FPIs have sizeable stakes in private banks, technology companies, and large-cap companies like Reliance Industries. The US accounts for a major part of FPI’s investments at Rs 17.57 lakh crore as of May 2022, followed by Mauritius Rs 5.24 lakh crore, Singapore Rs 4.25 lakh crore and Luxembourg Rs 3.58. lakh crore, according to data available from the National Securities Depository Ltd. (NSDL).
Will the rupee fall further?
The rupee continued to depreciate beyond the general expectation of a gradual weakening despite the RBI selling its forex kitty dollars to stabilize the currency. At current dollar and spot rupee levels, year-end futures prices have moved above their projection of 79 per dollar by the end of 2022, according to a report from Bank of America Securities. “We believe the risks are still biased towards further rupee depreciation as the fundamental outlook has deteriorated further mainly due to rising oil and other commodities. We have adjusted our higher projection from 79 currently to 81 per dollar by the end of 2022. However, we see strong RBI reserves as a mitigating factor against tail risks,” he said.
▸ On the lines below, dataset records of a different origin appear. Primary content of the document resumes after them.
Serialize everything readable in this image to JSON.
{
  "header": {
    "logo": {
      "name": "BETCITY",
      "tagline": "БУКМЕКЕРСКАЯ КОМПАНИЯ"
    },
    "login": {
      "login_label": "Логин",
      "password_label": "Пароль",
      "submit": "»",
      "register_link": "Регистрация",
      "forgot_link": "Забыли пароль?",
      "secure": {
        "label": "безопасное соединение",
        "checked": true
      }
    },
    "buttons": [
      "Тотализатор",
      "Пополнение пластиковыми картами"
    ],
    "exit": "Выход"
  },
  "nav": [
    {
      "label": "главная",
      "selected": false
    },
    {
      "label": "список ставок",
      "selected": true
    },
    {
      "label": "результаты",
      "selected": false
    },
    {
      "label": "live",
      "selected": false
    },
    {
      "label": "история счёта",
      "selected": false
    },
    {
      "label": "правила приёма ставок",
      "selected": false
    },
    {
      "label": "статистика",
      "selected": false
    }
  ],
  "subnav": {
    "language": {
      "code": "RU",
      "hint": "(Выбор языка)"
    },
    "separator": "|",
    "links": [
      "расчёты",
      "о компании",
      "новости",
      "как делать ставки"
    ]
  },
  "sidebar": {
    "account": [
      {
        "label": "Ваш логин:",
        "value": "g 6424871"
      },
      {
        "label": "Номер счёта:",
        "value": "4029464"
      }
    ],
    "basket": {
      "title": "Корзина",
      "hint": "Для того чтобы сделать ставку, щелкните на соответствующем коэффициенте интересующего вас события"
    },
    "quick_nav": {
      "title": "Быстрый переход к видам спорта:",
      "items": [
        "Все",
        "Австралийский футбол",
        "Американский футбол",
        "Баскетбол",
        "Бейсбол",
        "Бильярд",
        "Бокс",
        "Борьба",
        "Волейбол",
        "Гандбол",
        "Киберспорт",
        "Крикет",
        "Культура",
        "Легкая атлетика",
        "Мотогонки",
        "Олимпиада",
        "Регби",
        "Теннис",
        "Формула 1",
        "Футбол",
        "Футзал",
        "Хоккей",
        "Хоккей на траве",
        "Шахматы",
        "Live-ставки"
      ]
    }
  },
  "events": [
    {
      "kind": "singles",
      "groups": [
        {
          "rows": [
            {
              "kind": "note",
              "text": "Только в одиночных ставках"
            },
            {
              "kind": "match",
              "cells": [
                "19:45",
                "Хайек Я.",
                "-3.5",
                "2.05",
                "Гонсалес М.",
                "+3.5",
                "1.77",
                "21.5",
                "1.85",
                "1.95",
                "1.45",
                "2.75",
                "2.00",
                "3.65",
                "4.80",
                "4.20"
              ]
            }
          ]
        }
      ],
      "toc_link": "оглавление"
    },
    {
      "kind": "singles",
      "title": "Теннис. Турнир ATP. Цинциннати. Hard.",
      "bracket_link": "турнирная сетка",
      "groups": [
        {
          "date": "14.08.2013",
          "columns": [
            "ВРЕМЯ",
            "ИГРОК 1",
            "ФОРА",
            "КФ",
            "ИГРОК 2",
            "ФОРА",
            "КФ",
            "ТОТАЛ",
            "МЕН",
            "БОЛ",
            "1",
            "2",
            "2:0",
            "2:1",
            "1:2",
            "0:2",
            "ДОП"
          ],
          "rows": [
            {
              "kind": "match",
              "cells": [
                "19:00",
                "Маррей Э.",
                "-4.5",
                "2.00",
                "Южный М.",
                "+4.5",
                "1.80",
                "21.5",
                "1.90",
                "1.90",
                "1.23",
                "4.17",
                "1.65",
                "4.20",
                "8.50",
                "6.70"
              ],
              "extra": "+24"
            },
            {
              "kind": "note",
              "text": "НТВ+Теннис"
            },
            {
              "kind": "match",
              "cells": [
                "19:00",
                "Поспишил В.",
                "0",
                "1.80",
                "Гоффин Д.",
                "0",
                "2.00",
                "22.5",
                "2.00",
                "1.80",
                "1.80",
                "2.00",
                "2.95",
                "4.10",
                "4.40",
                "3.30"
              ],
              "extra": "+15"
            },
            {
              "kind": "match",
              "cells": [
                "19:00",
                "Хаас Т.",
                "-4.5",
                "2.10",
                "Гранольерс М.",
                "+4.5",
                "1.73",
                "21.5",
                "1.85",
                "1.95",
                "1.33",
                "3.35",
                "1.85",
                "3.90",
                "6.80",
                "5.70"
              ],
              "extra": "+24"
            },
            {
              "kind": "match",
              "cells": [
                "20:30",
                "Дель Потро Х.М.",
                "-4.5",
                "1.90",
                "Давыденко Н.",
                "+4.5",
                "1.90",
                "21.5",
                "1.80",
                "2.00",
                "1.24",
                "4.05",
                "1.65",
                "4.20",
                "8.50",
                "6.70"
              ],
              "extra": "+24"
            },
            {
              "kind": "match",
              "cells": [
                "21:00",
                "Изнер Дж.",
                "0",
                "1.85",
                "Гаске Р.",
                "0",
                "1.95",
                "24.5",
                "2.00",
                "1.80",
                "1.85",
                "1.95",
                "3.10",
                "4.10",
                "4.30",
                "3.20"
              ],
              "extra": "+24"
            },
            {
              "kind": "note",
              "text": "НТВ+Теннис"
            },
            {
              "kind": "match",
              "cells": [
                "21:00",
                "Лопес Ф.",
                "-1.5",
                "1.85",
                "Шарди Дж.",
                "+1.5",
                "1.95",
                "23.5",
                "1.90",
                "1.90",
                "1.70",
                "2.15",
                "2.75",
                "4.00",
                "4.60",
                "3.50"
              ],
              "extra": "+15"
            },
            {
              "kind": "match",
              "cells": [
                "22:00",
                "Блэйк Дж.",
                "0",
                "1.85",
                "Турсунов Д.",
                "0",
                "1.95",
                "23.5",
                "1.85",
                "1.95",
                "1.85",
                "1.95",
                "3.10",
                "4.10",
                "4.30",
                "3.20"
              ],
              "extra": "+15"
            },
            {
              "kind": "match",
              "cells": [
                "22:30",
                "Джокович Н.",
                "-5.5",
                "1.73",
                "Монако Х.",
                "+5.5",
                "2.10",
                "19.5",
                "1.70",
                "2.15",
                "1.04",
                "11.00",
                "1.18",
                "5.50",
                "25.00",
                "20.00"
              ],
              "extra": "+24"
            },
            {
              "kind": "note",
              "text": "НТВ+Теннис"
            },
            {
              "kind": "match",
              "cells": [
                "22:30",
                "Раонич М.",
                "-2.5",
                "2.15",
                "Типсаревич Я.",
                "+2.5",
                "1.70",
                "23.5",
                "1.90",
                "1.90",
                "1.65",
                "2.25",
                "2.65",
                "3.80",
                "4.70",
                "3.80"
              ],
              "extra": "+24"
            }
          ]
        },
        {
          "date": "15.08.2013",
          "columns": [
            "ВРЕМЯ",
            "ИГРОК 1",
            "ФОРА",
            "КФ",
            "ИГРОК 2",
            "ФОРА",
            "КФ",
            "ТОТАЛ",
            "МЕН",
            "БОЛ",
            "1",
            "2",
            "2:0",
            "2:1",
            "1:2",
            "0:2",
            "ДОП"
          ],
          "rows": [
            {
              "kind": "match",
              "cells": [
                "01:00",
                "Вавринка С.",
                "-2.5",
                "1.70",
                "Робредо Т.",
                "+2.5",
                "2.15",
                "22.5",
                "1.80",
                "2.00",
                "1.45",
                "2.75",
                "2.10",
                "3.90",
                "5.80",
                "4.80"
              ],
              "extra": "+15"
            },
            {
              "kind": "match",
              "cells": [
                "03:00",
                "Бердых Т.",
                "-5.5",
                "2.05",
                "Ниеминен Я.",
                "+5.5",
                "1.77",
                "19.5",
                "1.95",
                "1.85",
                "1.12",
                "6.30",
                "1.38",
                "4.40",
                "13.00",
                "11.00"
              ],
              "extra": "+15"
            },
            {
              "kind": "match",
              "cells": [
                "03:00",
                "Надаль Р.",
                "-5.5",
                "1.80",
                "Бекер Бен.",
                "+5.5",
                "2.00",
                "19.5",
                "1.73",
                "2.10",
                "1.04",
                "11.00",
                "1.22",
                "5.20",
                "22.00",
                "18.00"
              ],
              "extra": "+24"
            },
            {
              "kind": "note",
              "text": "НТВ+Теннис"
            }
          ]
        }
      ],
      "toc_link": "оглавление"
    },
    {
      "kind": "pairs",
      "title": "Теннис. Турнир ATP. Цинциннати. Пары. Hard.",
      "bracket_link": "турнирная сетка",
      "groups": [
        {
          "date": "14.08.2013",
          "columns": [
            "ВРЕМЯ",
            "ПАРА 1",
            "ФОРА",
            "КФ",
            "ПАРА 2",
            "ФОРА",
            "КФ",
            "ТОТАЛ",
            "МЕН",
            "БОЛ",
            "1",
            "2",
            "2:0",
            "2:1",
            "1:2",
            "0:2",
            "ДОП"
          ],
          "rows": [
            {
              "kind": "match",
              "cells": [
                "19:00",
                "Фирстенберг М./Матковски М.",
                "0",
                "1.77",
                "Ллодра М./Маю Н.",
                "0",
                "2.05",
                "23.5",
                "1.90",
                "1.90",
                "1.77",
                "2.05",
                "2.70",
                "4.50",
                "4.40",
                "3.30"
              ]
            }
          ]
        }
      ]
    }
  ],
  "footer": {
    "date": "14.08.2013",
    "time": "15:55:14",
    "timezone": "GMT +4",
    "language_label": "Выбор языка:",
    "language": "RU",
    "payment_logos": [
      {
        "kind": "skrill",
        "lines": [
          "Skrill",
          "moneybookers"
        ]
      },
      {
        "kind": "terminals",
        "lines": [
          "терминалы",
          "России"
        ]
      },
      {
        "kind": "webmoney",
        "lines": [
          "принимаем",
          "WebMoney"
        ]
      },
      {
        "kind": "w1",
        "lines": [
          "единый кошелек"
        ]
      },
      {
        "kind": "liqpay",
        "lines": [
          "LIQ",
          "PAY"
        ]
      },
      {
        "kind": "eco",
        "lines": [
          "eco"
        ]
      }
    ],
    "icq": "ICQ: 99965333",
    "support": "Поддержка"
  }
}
Rising inflation in the US, rate hike concerns and stock market decline are weighing on sentiment for the rupee. On the other hand, further rate hikes by the Federal Reserve will lead to further outflows from foreign portfolio investors.
What should investors do?
If FPIs continue to exit and there is a drop in retail and DII participation, which market participants have noted in the recent past, equity markets may see a further correction. However, while other markets may further correct current levels, experts say investors should stick with their existing investments in domestic stocks.
“Although weakness is likely to continue in the markets, investors should not be looking to redeem their holdings in the current market. They should stay with them as a pick-up in economic activity, which is underway and could pick up steam in the next year or two, would result in future revival of markets and therefore gains for investors. ”, said the CIO with an asset management company. He further said that investors should not opt for lump sum investments and instead should continue with the systematic investment plan mode.